At the postgraduate coffee, where I’d gone to orient myself for next week’s enrolment, eager, unlined faces buzzed with fresh social opportunities. I felt frumpy, unable to control my temperature in a maternity frock that sports damp patches under arms that soon will wear hormonal ones.

To the unencumbered, juggling yet another commitment alongside the ones I’m struggling with may seem foolish, but I’m discarding with others daily, before new ones accumulate. Both kids now make their way to and from school. I now have nowhere to be at 3 for the first time in a decade, so I may as well make the most of it before every hour becomes a feed, change or nap- yet for all this taste of freedom, I must waddle where I should skip.

I don’t feel too bad though- my current balance of oestrogen and progesterone is seeing to that- the doctor told me women with a history of depression or even psychiatric illness can feel well in their pregnancies, only for their moods to crash months later when their periods re-establish- and that has been my experience each time.

I can’t wait- and in the interim, the labour, post-partum pain and breast feeding trauma give me much to look forward to. I already worry I’m stressing the baby out by having so much I want to do before it’s born, so I can add a thick layer of guilt to all the latent physicality of the final two months I still have before I give birth.

I should enjoy it while it lasts, comedy gold though I may be. Dressed, I may look like a potato but naked I look like a goddess, round and taut and blooming.

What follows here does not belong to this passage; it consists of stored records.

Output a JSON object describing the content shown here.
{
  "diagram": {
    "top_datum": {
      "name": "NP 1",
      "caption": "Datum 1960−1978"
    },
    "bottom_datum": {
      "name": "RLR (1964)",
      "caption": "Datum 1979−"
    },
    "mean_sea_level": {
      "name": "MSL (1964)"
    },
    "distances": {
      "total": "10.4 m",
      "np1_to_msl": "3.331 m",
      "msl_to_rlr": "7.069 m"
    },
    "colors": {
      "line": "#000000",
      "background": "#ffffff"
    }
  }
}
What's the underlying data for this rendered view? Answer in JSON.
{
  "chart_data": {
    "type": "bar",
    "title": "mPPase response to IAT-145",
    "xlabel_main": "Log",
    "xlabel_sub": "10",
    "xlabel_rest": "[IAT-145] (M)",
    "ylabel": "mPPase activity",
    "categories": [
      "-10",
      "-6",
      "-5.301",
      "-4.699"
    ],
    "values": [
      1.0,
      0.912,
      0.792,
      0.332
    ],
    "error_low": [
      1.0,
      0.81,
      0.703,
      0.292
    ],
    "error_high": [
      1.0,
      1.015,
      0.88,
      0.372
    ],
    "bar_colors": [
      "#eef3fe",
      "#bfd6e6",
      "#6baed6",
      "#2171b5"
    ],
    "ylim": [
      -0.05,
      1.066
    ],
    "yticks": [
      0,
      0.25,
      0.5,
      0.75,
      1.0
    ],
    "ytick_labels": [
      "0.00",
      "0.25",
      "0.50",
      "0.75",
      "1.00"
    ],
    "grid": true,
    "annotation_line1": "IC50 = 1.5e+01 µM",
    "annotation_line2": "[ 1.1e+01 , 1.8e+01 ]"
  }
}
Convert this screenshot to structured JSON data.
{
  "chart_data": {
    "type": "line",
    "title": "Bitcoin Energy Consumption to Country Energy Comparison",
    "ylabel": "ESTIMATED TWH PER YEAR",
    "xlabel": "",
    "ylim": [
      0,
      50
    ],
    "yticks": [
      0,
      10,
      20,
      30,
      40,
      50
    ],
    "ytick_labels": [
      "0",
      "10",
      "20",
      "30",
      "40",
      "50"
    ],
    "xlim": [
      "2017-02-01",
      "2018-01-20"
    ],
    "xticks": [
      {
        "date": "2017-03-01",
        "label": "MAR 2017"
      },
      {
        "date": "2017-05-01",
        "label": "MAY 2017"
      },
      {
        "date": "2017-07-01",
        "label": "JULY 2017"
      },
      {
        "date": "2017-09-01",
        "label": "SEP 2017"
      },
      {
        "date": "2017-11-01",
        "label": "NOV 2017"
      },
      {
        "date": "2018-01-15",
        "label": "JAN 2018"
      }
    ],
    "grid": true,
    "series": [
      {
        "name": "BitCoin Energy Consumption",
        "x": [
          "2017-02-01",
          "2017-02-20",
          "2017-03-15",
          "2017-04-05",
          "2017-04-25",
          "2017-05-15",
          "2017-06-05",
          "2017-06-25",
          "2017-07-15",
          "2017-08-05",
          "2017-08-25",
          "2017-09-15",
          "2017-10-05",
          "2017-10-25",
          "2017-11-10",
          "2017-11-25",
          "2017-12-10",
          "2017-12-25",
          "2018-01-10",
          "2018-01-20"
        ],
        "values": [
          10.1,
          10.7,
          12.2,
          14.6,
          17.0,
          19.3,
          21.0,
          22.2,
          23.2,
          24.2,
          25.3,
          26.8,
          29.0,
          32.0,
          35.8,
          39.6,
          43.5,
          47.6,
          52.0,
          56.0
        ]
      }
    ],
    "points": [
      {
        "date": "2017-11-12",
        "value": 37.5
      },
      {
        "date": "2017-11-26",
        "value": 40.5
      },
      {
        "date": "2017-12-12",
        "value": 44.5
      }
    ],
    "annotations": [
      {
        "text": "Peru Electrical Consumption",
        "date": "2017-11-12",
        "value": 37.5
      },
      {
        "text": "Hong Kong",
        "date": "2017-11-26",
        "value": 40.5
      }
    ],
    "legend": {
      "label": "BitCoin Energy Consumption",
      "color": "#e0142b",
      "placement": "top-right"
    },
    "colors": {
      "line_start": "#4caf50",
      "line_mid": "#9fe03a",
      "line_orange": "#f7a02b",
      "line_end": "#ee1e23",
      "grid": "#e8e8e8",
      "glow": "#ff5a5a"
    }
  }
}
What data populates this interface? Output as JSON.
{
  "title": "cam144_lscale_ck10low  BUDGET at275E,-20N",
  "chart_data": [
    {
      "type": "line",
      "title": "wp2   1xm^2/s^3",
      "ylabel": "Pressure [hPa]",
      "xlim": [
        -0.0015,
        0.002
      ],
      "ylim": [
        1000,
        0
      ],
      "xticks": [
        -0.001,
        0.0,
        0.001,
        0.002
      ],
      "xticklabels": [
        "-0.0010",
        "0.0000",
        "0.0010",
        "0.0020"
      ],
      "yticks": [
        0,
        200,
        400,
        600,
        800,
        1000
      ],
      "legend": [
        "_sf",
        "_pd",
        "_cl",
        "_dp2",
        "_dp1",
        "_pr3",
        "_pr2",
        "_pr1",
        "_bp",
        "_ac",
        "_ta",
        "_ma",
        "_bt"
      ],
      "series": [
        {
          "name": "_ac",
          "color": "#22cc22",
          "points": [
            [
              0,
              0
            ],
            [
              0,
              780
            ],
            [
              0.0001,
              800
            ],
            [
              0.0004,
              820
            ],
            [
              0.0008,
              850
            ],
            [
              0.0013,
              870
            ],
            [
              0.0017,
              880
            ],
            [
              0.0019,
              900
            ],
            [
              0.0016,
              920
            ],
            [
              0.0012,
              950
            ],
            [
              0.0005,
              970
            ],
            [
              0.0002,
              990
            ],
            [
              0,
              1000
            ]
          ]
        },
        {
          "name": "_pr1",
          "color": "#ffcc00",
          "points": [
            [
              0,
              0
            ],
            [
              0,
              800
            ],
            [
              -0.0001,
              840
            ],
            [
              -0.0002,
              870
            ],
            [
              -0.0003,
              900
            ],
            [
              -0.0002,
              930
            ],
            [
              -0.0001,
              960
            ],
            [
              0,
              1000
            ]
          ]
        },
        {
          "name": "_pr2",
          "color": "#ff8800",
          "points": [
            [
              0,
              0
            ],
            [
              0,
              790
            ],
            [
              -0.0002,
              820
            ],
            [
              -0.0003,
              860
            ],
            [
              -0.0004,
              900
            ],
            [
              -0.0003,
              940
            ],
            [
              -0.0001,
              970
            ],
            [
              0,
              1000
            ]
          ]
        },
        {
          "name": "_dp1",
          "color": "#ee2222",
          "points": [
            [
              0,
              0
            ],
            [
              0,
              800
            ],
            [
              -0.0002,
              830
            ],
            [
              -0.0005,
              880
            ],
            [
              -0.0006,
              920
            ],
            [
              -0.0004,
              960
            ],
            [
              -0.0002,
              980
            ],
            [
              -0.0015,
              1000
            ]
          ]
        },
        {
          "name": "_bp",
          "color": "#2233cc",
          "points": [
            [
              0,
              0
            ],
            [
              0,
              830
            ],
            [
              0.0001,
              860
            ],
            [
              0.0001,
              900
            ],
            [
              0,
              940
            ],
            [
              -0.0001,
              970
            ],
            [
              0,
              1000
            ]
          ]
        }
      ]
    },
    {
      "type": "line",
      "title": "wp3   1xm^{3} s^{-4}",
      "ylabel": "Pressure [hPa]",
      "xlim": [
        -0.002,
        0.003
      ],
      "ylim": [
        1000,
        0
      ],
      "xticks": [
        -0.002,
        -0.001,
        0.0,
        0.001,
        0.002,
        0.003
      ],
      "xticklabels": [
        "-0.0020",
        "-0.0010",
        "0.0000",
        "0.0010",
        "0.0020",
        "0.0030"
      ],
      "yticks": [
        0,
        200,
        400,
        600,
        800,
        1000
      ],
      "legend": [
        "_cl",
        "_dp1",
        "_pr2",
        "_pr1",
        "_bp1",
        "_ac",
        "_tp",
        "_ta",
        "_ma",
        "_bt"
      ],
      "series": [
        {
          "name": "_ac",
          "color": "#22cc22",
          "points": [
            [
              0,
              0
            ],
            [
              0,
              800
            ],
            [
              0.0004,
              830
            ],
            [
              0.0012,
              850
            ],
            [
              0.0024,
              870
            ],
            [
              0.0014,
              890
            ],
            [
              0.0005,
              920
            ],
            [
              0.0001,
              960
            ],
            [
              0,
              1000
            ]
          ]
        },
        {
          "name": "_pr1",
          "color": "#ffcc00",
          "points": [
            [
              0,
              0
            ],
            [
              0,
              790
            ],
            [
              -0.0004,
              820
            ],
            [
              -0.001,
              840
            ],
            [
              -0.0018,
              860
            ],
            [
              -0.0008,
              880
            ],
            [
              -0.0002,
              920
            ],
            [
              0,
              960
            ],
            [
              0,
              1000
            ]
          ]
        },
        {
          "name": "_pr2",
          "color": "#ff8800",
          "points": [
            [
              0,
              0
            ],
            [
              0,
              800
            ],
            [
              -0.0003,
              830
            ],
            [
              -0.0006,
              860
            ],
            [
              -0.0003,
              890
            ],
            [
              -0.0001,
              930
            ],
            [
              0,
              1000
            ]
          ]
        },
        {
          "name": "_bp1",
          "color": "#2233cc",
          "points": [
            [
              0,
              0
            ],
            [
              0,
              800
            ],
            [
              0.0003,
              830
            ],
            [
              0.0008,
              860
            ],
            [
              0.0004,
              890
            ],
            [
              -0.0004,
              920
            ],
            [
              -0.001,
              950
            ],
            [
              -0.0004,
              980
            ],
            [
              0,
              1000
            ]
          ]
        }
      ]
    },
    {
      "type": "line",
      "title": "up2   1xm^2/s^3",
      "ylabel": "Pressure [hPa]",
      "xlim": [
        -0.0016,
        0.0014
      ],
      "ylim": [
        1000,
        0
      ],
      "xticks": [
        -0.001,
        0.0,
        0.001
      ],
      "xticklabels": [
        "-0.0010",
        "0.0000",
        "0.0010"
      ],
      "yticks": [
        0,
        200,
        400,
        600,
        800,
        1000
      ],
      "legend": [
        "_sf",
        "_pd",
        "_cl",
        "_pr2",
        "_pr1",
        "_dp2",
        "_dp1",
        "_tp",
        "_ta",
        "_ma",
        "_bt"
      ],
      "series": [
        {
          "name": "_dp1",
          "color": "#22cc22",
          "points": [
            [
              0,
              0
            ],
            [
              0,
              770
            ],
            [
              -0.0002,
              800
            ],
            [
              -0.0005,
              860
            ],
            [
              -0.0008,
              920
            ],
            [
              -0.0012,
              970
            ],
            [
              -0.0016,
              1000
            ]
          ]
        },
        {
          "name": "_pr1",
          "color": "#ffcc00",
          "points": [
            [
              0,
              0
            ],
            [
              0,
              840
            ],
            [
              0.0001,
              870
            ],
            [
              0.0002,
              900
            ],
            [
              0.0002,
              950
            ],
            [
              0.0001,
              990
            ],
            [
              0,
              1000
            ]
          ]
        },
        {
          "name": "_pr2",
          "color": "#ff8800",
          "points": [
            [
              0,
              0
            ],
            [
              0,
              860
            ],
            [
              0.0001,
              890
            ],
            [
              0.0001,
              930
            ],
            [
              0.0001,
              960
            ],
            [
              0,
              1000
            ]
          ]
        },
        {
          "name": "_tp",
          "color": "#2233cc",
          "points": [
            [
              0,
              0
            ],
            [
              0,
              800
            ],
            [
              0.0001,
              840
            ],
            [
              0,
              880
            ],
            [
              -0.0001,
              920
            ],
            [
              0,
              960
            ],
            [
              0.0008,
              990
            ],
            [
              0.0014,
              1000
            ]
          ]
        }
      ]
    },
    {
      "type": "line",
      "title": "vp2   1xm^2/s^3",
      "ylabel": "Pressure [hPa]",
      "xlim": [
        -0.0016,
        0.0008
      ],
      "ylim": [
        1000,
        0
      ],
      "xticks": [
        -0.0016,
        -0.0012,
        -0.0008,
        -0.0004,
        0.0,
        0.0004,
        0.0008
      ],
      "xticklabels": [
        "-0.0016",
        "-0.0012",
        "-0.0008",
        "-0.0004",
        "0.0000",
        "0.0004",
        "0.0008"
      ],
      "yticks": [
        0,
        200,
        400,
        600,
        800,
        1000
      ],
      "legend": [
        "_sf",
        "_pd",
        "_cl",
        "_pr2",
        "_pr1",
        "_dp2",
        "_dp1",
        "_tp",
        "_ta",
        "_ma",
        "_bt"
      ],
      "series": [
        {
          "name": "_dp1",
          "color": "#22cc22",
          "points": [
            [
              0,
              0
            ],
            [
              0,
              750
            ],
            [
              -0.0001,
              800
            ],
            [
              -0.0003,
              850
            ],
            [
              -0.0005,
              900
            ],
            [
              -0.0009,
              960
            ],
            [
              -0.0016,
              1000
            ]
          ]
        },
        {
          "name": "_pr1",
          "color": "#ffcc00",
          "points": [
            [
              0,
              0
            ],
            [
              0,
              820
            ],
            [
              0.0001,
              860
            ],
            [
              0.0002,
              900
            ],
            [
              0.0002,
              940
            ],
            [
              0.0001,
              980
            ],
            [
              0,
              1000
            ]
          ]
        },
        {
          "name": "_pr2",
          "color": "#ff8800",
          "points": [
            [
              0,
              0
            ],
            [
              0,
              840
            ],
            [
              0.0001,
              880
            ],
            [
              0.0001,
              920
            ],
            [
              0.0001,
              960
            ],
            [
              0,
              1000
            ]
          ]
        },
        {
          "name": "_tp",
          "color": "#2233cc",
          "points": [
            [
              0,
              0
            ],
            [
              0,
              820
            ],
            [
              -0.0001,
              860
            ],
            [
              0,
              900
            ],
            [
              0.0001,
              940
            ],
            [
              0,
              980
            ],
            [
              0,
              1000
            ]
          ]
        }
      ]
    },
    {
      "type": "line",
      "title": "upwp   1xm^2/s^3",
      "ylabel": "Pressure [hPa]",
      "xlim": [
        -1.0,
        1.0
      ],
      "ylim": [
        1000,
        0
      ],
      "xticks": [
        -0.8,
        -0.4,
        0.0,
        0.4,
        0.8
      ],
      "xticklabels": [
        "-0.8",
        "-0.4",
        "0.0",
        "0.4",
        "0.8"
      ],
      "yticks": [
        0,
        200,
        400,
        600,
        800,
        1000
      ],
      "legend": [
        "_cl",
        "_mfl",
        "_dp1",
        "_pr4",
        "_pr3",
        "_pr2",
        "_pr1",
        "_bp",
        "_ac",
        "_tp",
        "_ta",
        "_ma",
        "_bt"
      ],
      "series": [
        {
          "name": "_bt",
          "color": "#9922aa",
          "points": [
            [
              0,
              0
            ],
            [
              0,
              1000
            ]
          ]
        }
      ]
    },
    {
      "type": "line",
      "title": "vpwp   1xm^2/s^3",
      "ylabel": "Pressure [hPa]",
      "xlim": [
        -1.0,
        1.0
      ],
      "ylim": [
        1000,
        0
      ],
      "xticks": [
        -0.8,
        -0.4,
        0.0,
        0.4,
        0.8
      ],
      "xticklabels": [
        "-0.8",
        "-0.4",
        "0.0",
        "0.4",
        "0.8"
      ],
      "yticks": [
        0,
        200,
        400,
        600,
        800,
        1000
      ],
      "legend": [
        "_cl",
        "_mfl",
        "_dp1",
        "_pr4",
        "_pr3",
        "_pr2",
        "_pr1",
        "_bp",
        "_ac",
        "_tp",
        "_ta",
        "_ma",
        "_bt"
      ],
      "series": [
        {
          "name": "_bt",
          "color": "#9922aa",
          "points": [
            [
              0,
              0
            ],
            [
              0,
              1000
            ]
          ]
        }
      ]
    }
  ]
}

The aftermath, I fear won’t be quite so pretty, though I’ll get back in my jeans soon enough if my post-baby compression tops have anything to do with it

Six weeks later, I’ll get hormones inserted into my uterus so pregnancy won’t happen again but which may make me puffy, nauseous and spotty; and patches to keep my spirits up and hair off my chin and on my head. Like the other graduates on my course, my biggest concern will be getting enough sleep, but I’ll be going to bed at 9, rushing back from lectures to feed, rather than log back into work. I will manage, but I don’t pretend it will be easy. Making a joke of it makes it easier for the unencumbered to bear. But in the interim, I may struggle to see the funny side of milk-stained tops, thick pads that stem the bleeding, blistered nipples and a stubborn 2-year muffin top.

It will be worth it, won’t it? Yes of course it will, but ultimately all parents figure out sooner or later that the joke of having children in today’s punishing world is on them alone.